Superdrug is urging its online customers to change their passwords after being contacted by cybercriminals who claim to have secured a range of personal details belonging to 20,000 customers of this British health and beauty retailer, Huffington Post reports.
The personal data are thought to include names, addresses, dates of birth, and phone numbers. One silver lining is that, according to the company’s statement on Twitter, payment information has not been compromised.
“On the evening of 20th August, we were contacted by hackers who claimed they had obtained a number of our customers’ online shopping information,” reads the company’s email. To prove that the breach was genuine, the criminals sent a portion of the alleged haul to the company.
However, the company said that independent IT security advisors found no evidence of a breach of its systems or “mass data download or extraction” from them.
“They [The IT security advisors] also confirmed that the 386 accounts that were shared by the individual as proof of the attack were accounts that had been obtained in previous hacks unrelated to Superdrug,” according to the company’s email.
“We believe the hacker obtained customers’ email addresses and passwords from other websites and then used those credentials to access accounts on our website,” The Guardian quoted the firm as saying. Known as credential stuffing, this type of attack relies on the fact that internet users commonly recycle their passwords across multiple online accounts.
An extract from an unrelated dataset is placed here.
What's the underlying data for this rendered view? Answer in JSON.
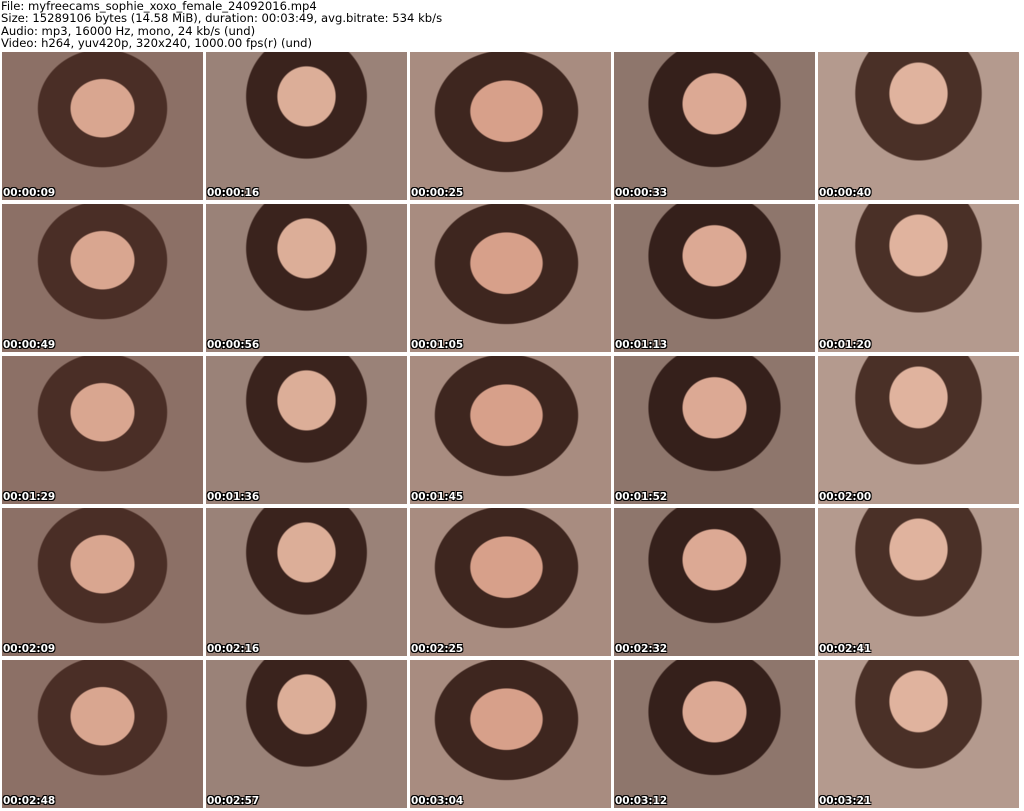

Superdrug has contacted the police and Action Fraud, which oversees fraud and cybercrime cases. It is also believed, according to ZDNet, that the miscreants attempted to hold the company to ransom in exchange for their silence.
Meanwhile, it has also been reported that as Superdrug’s customers rushed to change their passwords, their attempts were stymied by an "internal server" error. The company acknowledged the issue, saying that the difficulties logging in were “due to the number of people who were using the website, and we apologize for any inconvenience caused".